- Leader: Apolonides Parra
- Founded: 16 June 1988
- Dissolved: 27 February 1989
- Split from: National Democratic Party
- Merged into: National Renewal
- Headquarters: Santiago de Chile
- Political position: Centre-right

= Democratic Party of Chile (1988) =

The Democratic Party of Chile (Partido Democrático de Chile, PADECH) was a Chilean political party that had legal existence from 1988 to 1989 as a "party in formation".

It was originally created by Apolonides Parra to rally the militants of the National Democratic Party (PADENA) who rejected the decision of the Minchel faction within PADEMA to support the "No" option in the plebiscite of 1988. PADECH started preparations for its establishment on 16 June 1988 and was declared as a "party in formation" July 27 of that year. It openly supported the option "Yes" in the referendum of October 5, 1988, which sought the continuation of the dictatorship of Augusto Pinochet, who had controlled Chile since 1973.

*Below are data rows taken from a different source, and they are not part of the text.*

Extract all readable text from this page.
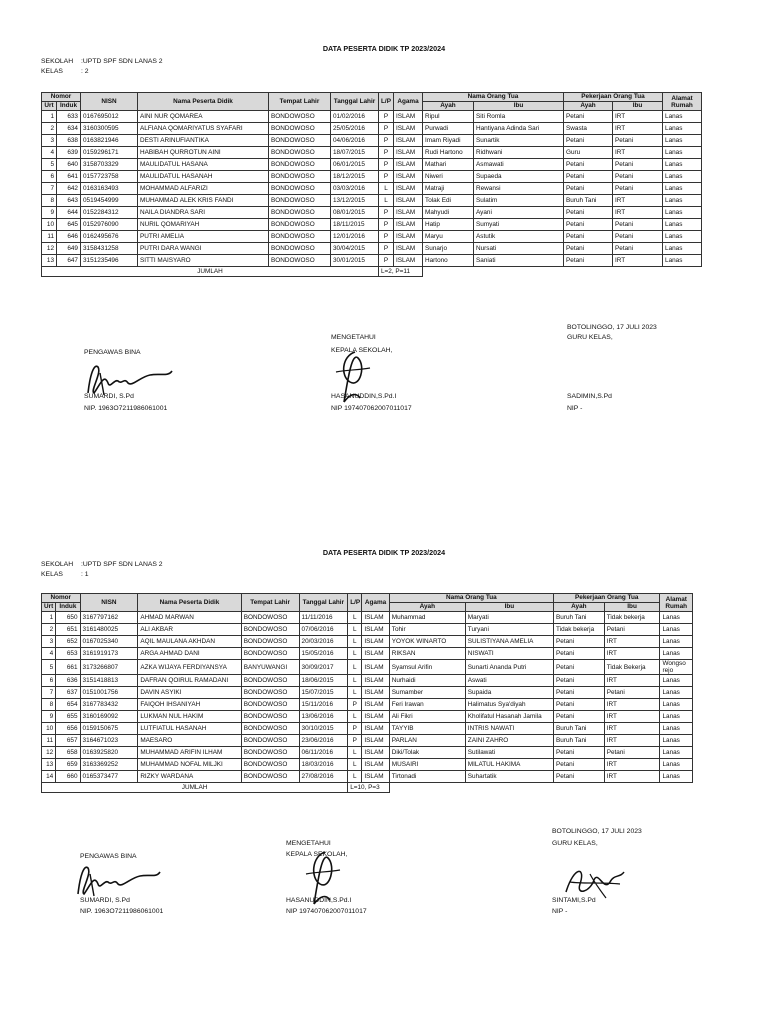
DATA PESERTA DIDIK TP 2023/2024
SEKOLAH :UPTD SPF SDN LANAS 2
KELAS	: 2
Nomor		NISN	Nama Peserta Didik	Tempat Lahir	Tanggal Lahir	L/P	Agama	Nama Orang Tua		Pekerjaan Orang Tua		Alamat Rumah
Urt	Induk							Ayah	Ibu	Ayah	Ibu	
1	633	0167695012	AINI NUR QOMAREA	BONDOWOSO	01/02/2016	P	ISLAM	Ripul	Siti Romla	Petani	IRT	Lanas
2	634	3160300595	ALFIANA QOMARIYATUS SYAFARI	BONDOWOSO	25/05/2016	P	ISLAM	Purwadi	Hantiyana Adinda Sari	Swasta	IRT	Lanas
3	638	0163821946	DESTI ARINUFIANTIKA	BONDOWOSO	04/06/2016	P	ISLAM	Imam Riyadi	Sunartik	Petani	Petani	Lanas
4	639	0159296171	HABIBAH QURROTUN AINI	BONDOWOSO	18/07/2015	P	ISLAM	Rudi Hartono	Ridhwani	Guru	IRT	Lanas
5	640	3158703329	MAULIDATUL HASANA	BONDOWOSO	06/01/2015	P	ISLAM	Mathari	Asmawati	Petani	Petani	Lanas
6	641	0157723758	MAULIDATUL HASANAH	BONDOWOSO	18/12/2015	P	ISLAM	Niweri	Supaeda	Petani	Petani	Lanas
7	642	0163163493	MOHAMMAD ALFARIZI	BONDOWOSO	03/03/2016	L	ISLAM	Matraji	Rewansi	Petani	Petani	Lanas
8	643	0519454999	MUHAMMAD ALEK KRIS FANDI	BONDOWOSO	13/12/2015	L	ISLAM	Tolak Edi	Sulatim	Buruh Tani	IRT	Lanas
9	644	0152284312	NAILA DIANDRA SARI	BONDOWOSO	08/01/2015	P	ISLAM	Mahyudi	Ayani	Petani	IRT	Lanas
10	645	0152976090	NURIL QOMARIYAH	BONDOWOSO	18/11/2015	P	ISLAM	Hatip	Sumyati	Petani	Petani	Lanas
11	646	0162495676	PUTRI AMELIA	BONDOWOSO	12/01/2016	P	ISLAM	Maryu	Astutik	Petani	Petani	Lanas
12	649	3158431258	PUTRI DARA WANGI	BONDOWOSO	30/04/2015	P	ISLAM	Sunarjo	Nursati	Petani	Petani	Lanas
13	647	3151235496	SITTI MAISYARO	BONDOWOSO	30/01/2015	P	ISLAM	Hartono	Saniati	Petani	IRT	Lanas
JUMLAH						L=2, P=11						
BOTOLINGGO, 17 JULI 2023
GURU KELAS,
MENGETAHUI
KEPALA SEKOLAH,
PENGAWAS BINA
SUMARDI, S.Pd
NIP. 1963O7211986061001
HASANUDDIN,S.Pd.I
NIP 197407062007011017
SADIMIN,S.Pd
NIP -
DATA PESERTA DIDIK TP 2023/2024
SEKOLAH :UPTD SPF SDN LANAS 2
KELAS	: 1
Nomor		NISN	Nama Peserta Didik	Tempat Lahir	Tanggal Lahir	L/P	Agama	Nama Orang Tua		Pekerjaan Orang Tua		Alamat Rumah
Urt	Induk							Ayah	Ibu	Ayah	Ibu	
1	650	3167797162	AHMAD MARWAN	BONDOWOSO	11/11/2016	L	ISLAM	Muhammad	Maryati	Buruh Tani	Tidak bekerja	Lanas
2	651	3161480025	ALI AKBAR	BONDOWOSO	07/06/2016	L	ISLAM	Tohir	Turyani	Tidak bekerja	Petani	Lanas
3	652	0167025340	AQIL MAULANA AKHDAN	BONDOWOSO	20/03/2016	L	ISLAM	YOYOK WINARTO	SULISTIYANA AMELIA	Petani	IRT	Lanas
4	653	3161919173	ARGA AHMAD DANI	BONDOWOSO	15/05/2016	L	ISLAM	RIKSAN	NISWATI	Petani	IRT	Lanas
5	661	3173266807	AZKA WIJAYA FERDIYANSYA	BANYUWANGI	30/09/2017	L	ISLAM	Syamsul Arifin	Sunarti Ananda Putri	Petani	Tidak Bekerja	Wongso rejo
6	636	3151418813	DAFRAN QOIRUL RAMADANI	BONDOWOSO	18/06/2015	L	ISLAM	Nurhaidi	Aswati	Petani	IRT	Lanas
7	637	0151001756	DAVIN ASYIKI	BONDOWOSO	15/07/2015	L	ISLAM	Sumamber	Supaida	Petani	Petani	Lanas
8	654	3167783432	FAIQOH IHSANIYAH	BONDOWOSO	15/11/2016	P	ISLAM	Feri Irawan	Halimatus Sya'diyah	Petani	IRT	Lanas
9	655	3160169092	LUKMAN NUL HAKIM	BONDOWOSO	13/06/2016	L	ISLAM	Ali Fikri	Kholifatul Hasanah Jamila	Petani	IRT	Lanas
10	656	0159150675	LUTFIATUL HASANAH	BONDOWOSO	30/10/2015	P	ISLAM	TAYYIB	INTRIS NAWATI	Buruh Tani	IRT	Lanas
11	657	3164671023	MAESARO	BONDOWOSO	23/06/2016	P	ISLAM	PARLAN	ZAINI ZAHRO	Buruh Tani	IRT	Lanas
12	658	0163925820	MUHAMMAD ARIFIN ILHAM	BONDOWOSO	06/11/2016	L	ISLAM	Diki/Tolak	Sutilawati	Petani	Petani	Lanas
13	659	3163369252	MUHAMMAD NOFAL MILJKI	BONDOWOSO	18/03/2016	L	ISLAM	MUSAIRI	MILATUL HAKIMA	Petani	IRT	Lanas
14	660	0165373477	RIZKY WARDANA	BONDOWOSO	27/08/2016	L	ISLAM	Tirtonadi	Suhartatik	Petani	IRT	Lanas
JUMLAH						L=10, P=3						
BOTOLINGGO, 17 JULI 2023
GURU KELAS,
MENGETAHUI
KEPALA SEKOLAH,
PENGAWAS BINA
SUMARDI, S.Pd
NIP. 1963O7211986061001
HASANUDDIN,S.Pd.I
NIP 197407062007011017
SINTAMI,S.Pd
NIP -
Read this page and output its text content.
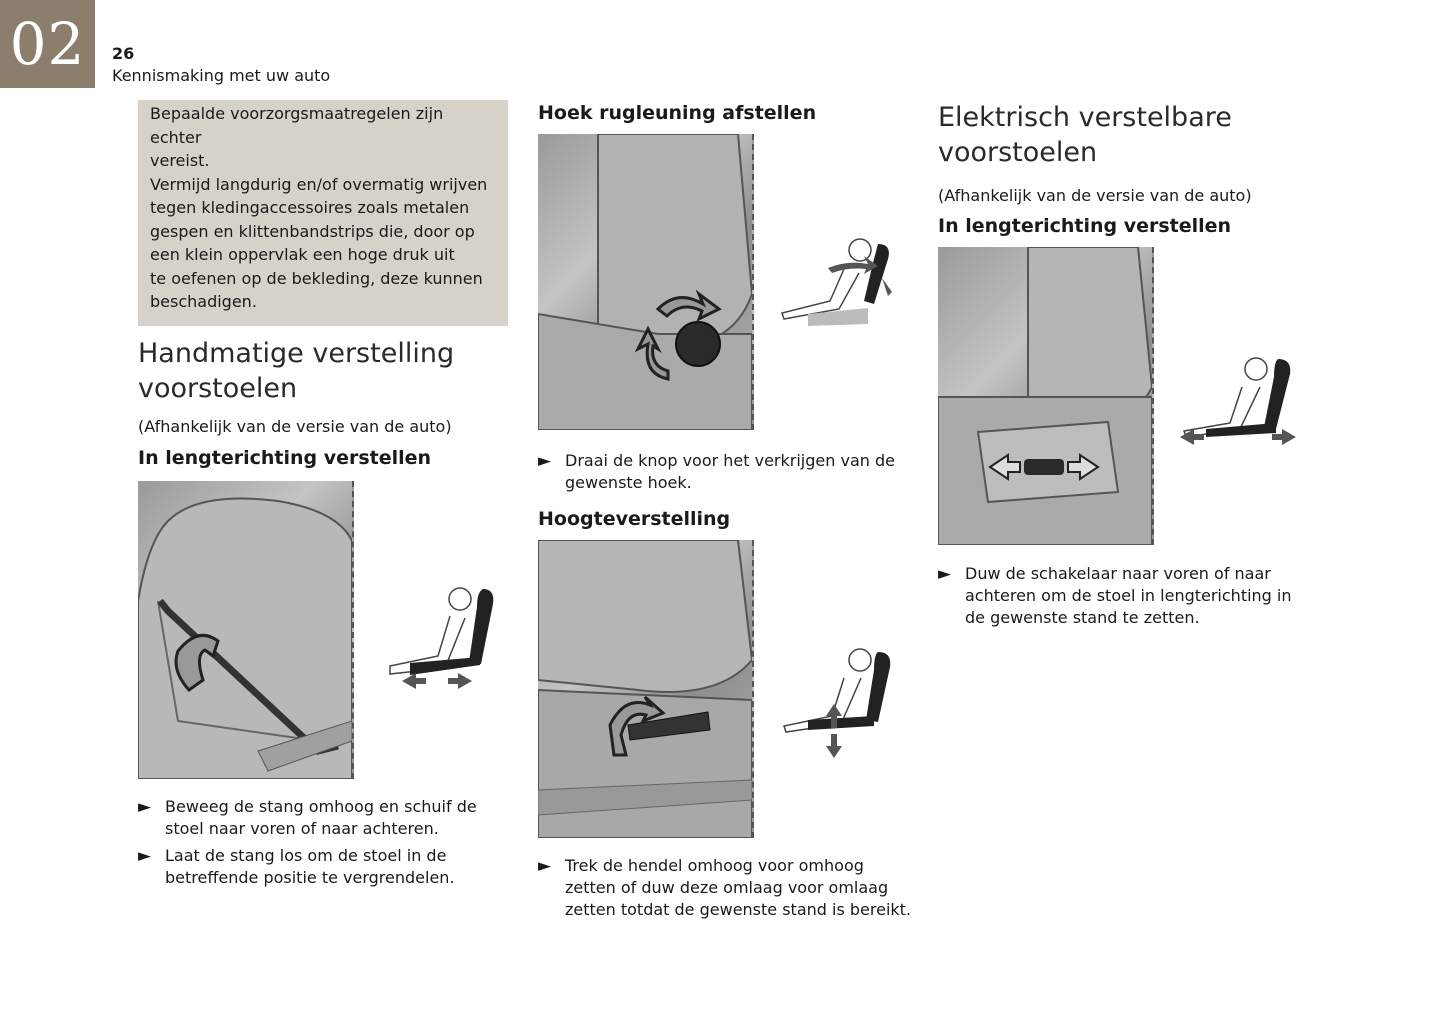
02 26
Kennismaking met uw auto
Bepaalde voorzorgsmaatregelen zijn echter
vereist.
Vermijd langdurig en/of overmatig wrijven
tegen kledingaccessoires zoals metalen
gespen en klittenbandstrips die, door op
een klein oppervlak een hoge druk uit
te oefenen op de bekleding, deze kunnen
beschadigen.
Handmatige verstelling
voorstoelen
(Afhankelijk van de versie van de auto)
In lengterichting verstellen
► Beweeg de stang omhoog en schuif de
stoel naar voren of naar achteren.
► Laat de stang los om de stoel in de
betreffende positie te vergrendelen.
Hoek rugleuning afstellen
► Draai de knop voor het verkrijgen van de
gewenste hoek.
Hoogteverstelling
► Trek de hendel omhoog voor omhoog
zetten of duw deze omlaag voor omlaag
zetten totdat de gewenste stand is bereikt.
Elektrisch verstelbare
voorstoelen
(Afhankelijk van de versie van de auto)
In lengterichting verstellen
► Duw de schakelaar naar voren of naar
achteren om de stoel in lengterichting in
de gewenste stand te zetten.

In late 1988 PADECH formed the short-lived Democratic Confederation with the National Party (the "National Party for the Yes" faction), the Radical Democracy, the Social Democrat Party, the National Advance, the Liberal Democrat Party of Chile, the Free Democratic Centre and the Civic Committees. The confederation disappeared in 1989 during negotiations for parliamentary candidates that year.

After the "No" option won the 1988 referendum, the Electoral Service dissolved the PADECH party on 27 February 1989 for not complying with legal requirements, and many PADECH members joined the National Renewal (RN).